The night mind is the worst. Awakened from sleep, it gets its revenge by inflating every issue it can find. Unfinished concerns from daylight hours are dealt the worst possible outcomes. Problems become insurmountable. The night mind takes loose ends and ties them into knots.
Who can sleep with all this worrying going on?

It’s easy to see why anxiety runs rampant at night. Darkness shrouds way too much. Even familiar tangible objects appear grotesque and unrecognizable. There are physical reasons for the angst, too. Fluctuating cortisol levels, a sleepy pre-frontal cortex, and an unfiltered amygdala all conspire against us. Additionally, the middle-of-the-night brain is freed from busy distractions. It isn’t processing the information load that keeps it occupied during the day. Schedules, tasks, constant planning … all gone, leaving a void that anxiety is only too happy to flood.

For some reason, reading about this reminded me of life transitions. (Maybe this is because lately, EVERYTHING reminds me of life transitions.) Most of the major transitions we experience occupy our brains with new information. They spark busy-ness. We leave home for new places, begin new jobs, launch new ventures. We build relationships, raise children. All of this expands our minds, requires planning and engagement. But there comes a point where the transitions in our lives shift from “filling” to “emptying.” Once-new places are now familiar. Children leave home to begin their own adventures. Relationships end. Retirement takes away deadlines and the immediate need to problem-solve. There are spaces where there used to be purpose, which is a perfect invitation to the brain to kick into that default mode that fills voids with anxiety. It can feel like Night Mind 24/7.
Night mind and life transitions may not be related. But they seem to share the scary, uncomfortable root that we lack control over what comes next while careening toward the unknown.
What do you do when night-mind feels never-ending? I’d love to hear input from readers, either in the comments section of this post or via email. How do you handle either garden-variety night mind or Night-Mind 24/7?

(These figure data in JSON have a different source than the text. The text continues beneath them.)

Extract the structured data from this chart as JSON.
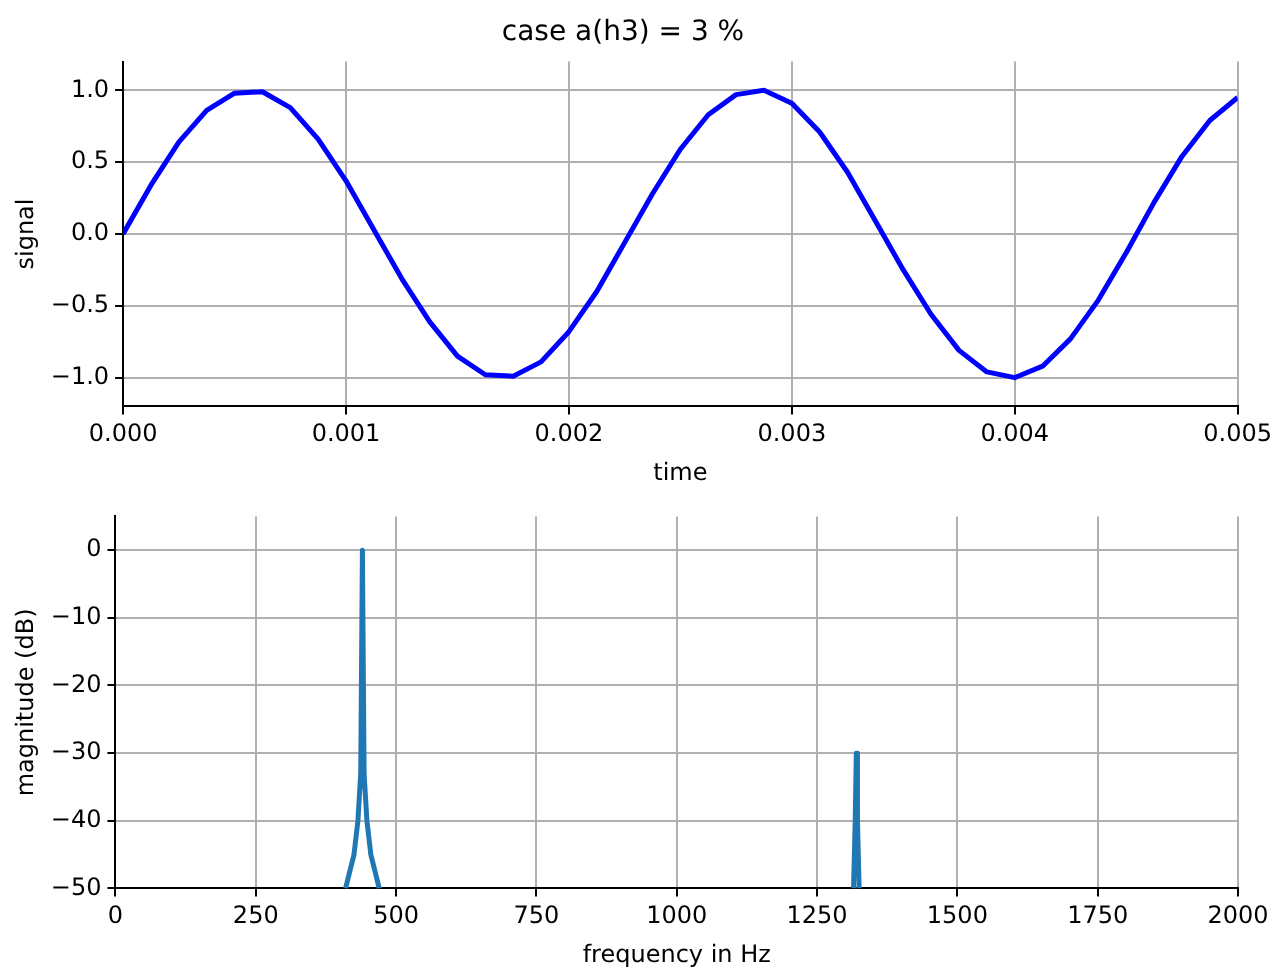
{
  "chart_data": [
    {
      "type": "line",
      "title": "case a(h3) = 3 %",
      "xlabel": "time",
      "ylabel": "signal",
      "grid": true,
      "xlim": [
        0,
        0.005
      ],
      "ylim": [
        -1.2,
        1.2
      ],
      "xticks": [
        {
          "value": 0,
          "label": "0.000"
        },
        {
          "value": 0.001,
          "label": "0.001"
        },
        {
          "value": 0.002,
          "label": "0.002"
        },
        {
          "value": 0.003,
          "label": "0.003"
        },
        {
          "value": 0.004,
          "label": "0.004"
        },
        {
          "value": 0.005,
          "label": "0.005"
        }
      ],
      "yticks": [
        {
          "value": -1,
          "label": "−1.0"
        },
        {
          "value": -0.5,
          "label": "−0.5"
        },
        {
          "value": 0,
          "label": "0.0"
        },
        {
          "value": 0.5,
          "label": "0.5"
        },
        {
          "value": 1,
          "label": "1.0"
        }
      ],
      "series": [
        {
          "color": "#0000ff",
          "x": [
            0,
            0.000125,
            0.00025,
            0.000375,
            0.0005,
            0.000625,
            0.00075,
            0.000875,
            0.001,
            0.001125,
            0.00125,
            0.001375,
            0.0015,
            0.001625,
            0.00175,
            0.001875,
            0.002,
            0.002125,
            0.00225,
            0.002375,
            0.0025,
            0.002625,
            0.00275,
            0.002875,
            0.003,
            0.003125,
            0.00325,
            0.003375,
            0.0035,
            0.003625,
            0.00375,
            0.003875,
            0.004,
            0.004125,
            0.00425,
            0.004375,
            0.0045,
            0.004625,
            0.00475,
            0.004875,
            0.005
          ],
          "values": [
            0,
            0.34,
            0.64,
            0.86,
            0.98,
            0.99,
            0.88,
            0.66,
            0.37,
            0.03,
            -0.31,
            -0.61,
            -0.85,
            -0.98,
            -0.99,
            -0.89,
            -0.68,
            -0.4,
            -0.06,
            0.28,
            0.59,
            0.83,
            0.97,
            1.0,
            0.91,
            0.71,
            0.43,
            0.09,
            -0.25,
            -0.56,
            -0.81,
            -0.96,
            -1.0,
            -0.92,
            -0.73,
            -0.46,
            -0.13,
            0.22,
            0.54,
            0.79,
            0.95
          ]
        }
      ]
    },
    {
      "type": "line",
      "xlabel": "frequency in Hz",
      "ylabel": "magnitude (dB)",
      "grid": true,
      "xlim": [
        0,
        2000
      ],
      "ylim": [
        -50,
        5
      ],
      "xticks": [
        0,
        250,
        500,
        750,
        1000,
        1250,
        1500,
        1750,
        2000
      ],
      "yticks": [
        {
          "value": -50,
          "label": "−50"
        },
        {
          "value": -40,
          "label": "−40"
        },
        {
          "value": -30,
          "label": "−30"
        },
        {
          "value": -20,
          "label": "−20"
        },
        {
          "value": -10,
          "label": "−10"
        },
        0
      ],
      "series": [
        {
          "color": "#1f77b4",
          "x": [
            410,
            425,
            432,
            437,
            440,
            443,
            448,
            455,
            470,
            900,
            1315,
            1318,
            1320,
            1322,
            1325
          ],
          "values": [
            -50,
            -45,
            -40,
            -33,
            0,
            -33,
            -40,
            -45,
            -50,
            null,
            -50,
            -40,
            -30,
            -40,
            -50
          ]
        }
      ]
    }
  ]
}
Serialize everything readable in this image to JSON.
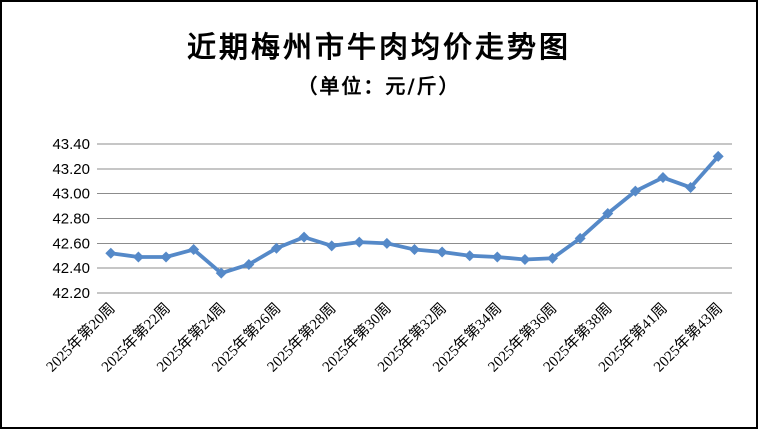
{
  "title": "近期梅州市牛肉均价走势图",
  "subtitle": "（单位：元/斤）",
  "colors": {
    "line": "#5589C8",
    "marker": "#5589C8",
    "gridline": "#8C8C8C",
    "text": "#000000",
    "background": "#FFFFFF",
    "frame_border": "#000000"
  },
  "chart_data": {
    "type": "line",
    "title": "近期梅州市牛肉均价走势图",
    "subtitle": "（单位：元/斤）",
    "unit": "元/斤",
    "categories": [
      "2025年第20周",
      "2025年第21周",
      "2025年第22周",
      "2025年第23周",
      "2025年第24周",
      "2025年第25周",
      "2025年第26周",
      "2025年第27周",
      "2025年第28周",
      "2025年第29周",
      "2025年第30周",
      "2025年第31周",
      "2025年第32周",
      "2025年第33周",
      "2025年第34周",
      "2025年第35周",
      "2025年第36周",
      "2025年第37周",
      "2025年第38周",
      "2025年第39周",
      "2025年第41周",
      "2025年第42周",
      "2025年第43周"
    ],
    "values": [
      42.52,
      42.49,
      42.49,
      42.55,
      42.36,
      42.43,
      42.56,
      42.65,
      42.58,
      42.61,
      42.6,
      42.55,
      42.53,
      42.5,
      42.49,
      42.47,
      42.48,
      42.64,
      42.84,
      43.02,
      43.13,
      43.05,
      43.3
    ],
    "x_tick_labels": [
      "2025年第20周",
      "2025年第22周",
      "2025年第24周",
      "2025年第26周",
      "2025年第28周",
      "2025年第30周",
      "2025年第32周",
      "2025年第34周",
      "2025年第36周",
      "2025年第38周",
      "2025年第41周",
      "2025年第43周"
    ],
    "x_tick_every": 2,
    "x_tick_rotation_deg": -45,
    "y_ticks": [
      42.2,
      42.4,
      42.6,
      42.8,
      43.0,
      43.2,
      43.4
    ],
    "y_tick_labels": [
      "42.20",
      "42.40",
      "42.60",
      "42.80",
      "43.00",
      "43.20",
      "43.40"
    ],
    "ylim": [
      42.2,
      43.4
    ],
    "grid": "horizontal",
    "legend": "none",
    "marker_shape": "diamond"
  }
}
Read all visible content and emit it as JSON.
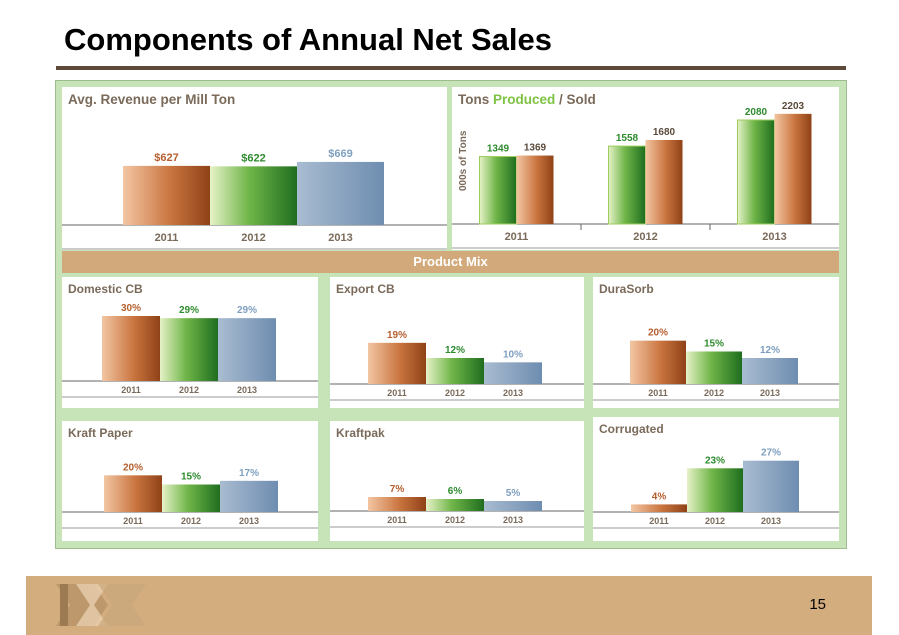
{
  "title": "Components of Annual Net Sales",
  "page_number": "15",
  "product_mix_label": "Product Mix",
  "colors": {
    "2011": "#b55e2d",
    "2012": "#2e8b2e",
    "2013": "#7f9fbf",
    "title_text": "#7a6a5a",
    "band": "#d2a97a",
    "frame": "#c7e3b8"
  },
  "tons_chart_title": {
    "prefix": "Tons ",
    "produced": "Produced",
    "suffix": " / Sold"
  },
  "chart_data": [
    {
      "id": "avg-revenue",
      "type": "bar",
      "title": "Avg. Revenue per Mill Ton",
      "categories": [
        "2011",
        "2012",
        "2013"
      ],
      "values": [
        627,
        622,
        669
      ],
      "labels": [
        "$627",
        "$622",
        "$669"
      ],
      "ylim": [
        0,
        700
      ]
    },
    {
      "id": "tons",
      "type": "bar",
      "title": "Tons Produced / Sold",
      "ylabel": "000s of Tons",
      "categories": [
        "2011",
        "2012",
        "2013"
      ],
      "series": [
        {
          "name": "Produced",
          "values": [
            1349,
            1558,
            2080
          ]
        },
        {
          "name": "Sold",
          "values": [
            1369,
            1680,
            2203
          ]
        }
      ],
      "ylim": [
        0,
        2300
      ]
    },
    {
      "id": "domestic-cb",
      "type": "bar",
      "title": "Domestic CB",
      "categories": [
        "2011",
        "2012",
        "2013"
      ],
      "values": [
        30,
        29,
        29
      ],
      "labels": [
        "30%",
        "29%",
        "29%"
      ],
      "ylim": [
        0,
        30
      ]
    },
    {
      "id": "export-cb",
      "type": "bar",
      "title": "Export CB",
      "categories": [
        "2011",
        "2012",
        "2013"
      ],
      "values": [
        19,
        12,
        10
      ],
      "labels": [
        "19%",
        "12%",
        "10%"
      ],
      "ylim": [
        0,
        30
      ]
    },
    {
      "id": "durasorb",
      "type": "bar",
      "title": "DuraSorb",
      "categories": [
        "2011",
        "2012",
        "2013"
      ],
      "values": [
        20,
        15,
        12
      ],
      "labels": [
        "20%",
        "15%",
        "12%"
      ],
      "ylim": [
        0,
        30
      ]
    },
    {
      "id": "kraft-paper",
      "type": "bar",
      "title": "Kraft Paper",
      "categories": [
        "2011",
        "2012",
        "2013"
      ],
      "values": [
        20,
        15,
        17
      ],
      "labels": [
        "20%",
        "15%",
        "17%"
      ],
      "ylim": [
        0,
        30
      ]
    },
    {
      "id": "kraftpak",
      "type": "bar",
      "title": "Kraftpak",
      "categories": [
        "2011",
        "2012",
        "2013"
      ],
      "values": [
        7,
        6,
        5
      ],
      "labels": [
        "7%",
        "6%",
        "5%"
      ],
      "ylim": [
        0,
        30
      ]
    },
    {
      "id": "corrugated",
      "type": "bar",
      "title": "Corrugated",
      "categories": [
        "2011",
        "2012",
        "2013"
      ],
      "values": [
        4,
        23,
        27
      ],
      "labels": [
        "4%",
        "23%",
        "27%"
      ],
      "ylim": [
        0,
        30
      ]
    }
  ]
}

I recently read an article about sleep issues, including the racing mind that is your night mind. It talked about how this is a symptom of the body needing to feel safe but not finding or recognizing that it is in a place of safety.
From a friend who writes about issues of anxiety, I learned a technique for calming oneself by slow breathing, consciously looking around yourself, and specifically reassuring yourself that you are safe in the moment. This has helped me quiet that ever-present night mind.
~Sherry
I imagine everybody’s different with this one, Jill. In my years of maximum stress, literal nightmares were a recurring relief-valve. Awkward (!) to experience, but ultimately lowering the psychic temperature. Usually. Latterly I find I just have to stare the little buggers down. Not manically, just taking as calm an inventory as I can of why this or that sucks and what (if anything) I can do about it. Tomorrow. I think my Taurean inertia/phlegmatism helps a little there.
Sherry, that’s a helpful technique. It’s also a very grounding one. Remembering to stay in a particular moment at the very least corrals the rampant fears. Thanks for sharing!
Robert, I think the key word here is “tomorrow.” Knowing that nothing can be done NOW helps. But … nightmares as a relief-valve? Wow. For me, that would probably be throwing gasoline on a fire!
🙂 I’m not saying the nightmares were any fun. More like ripping a bandage off quickly to get it over with.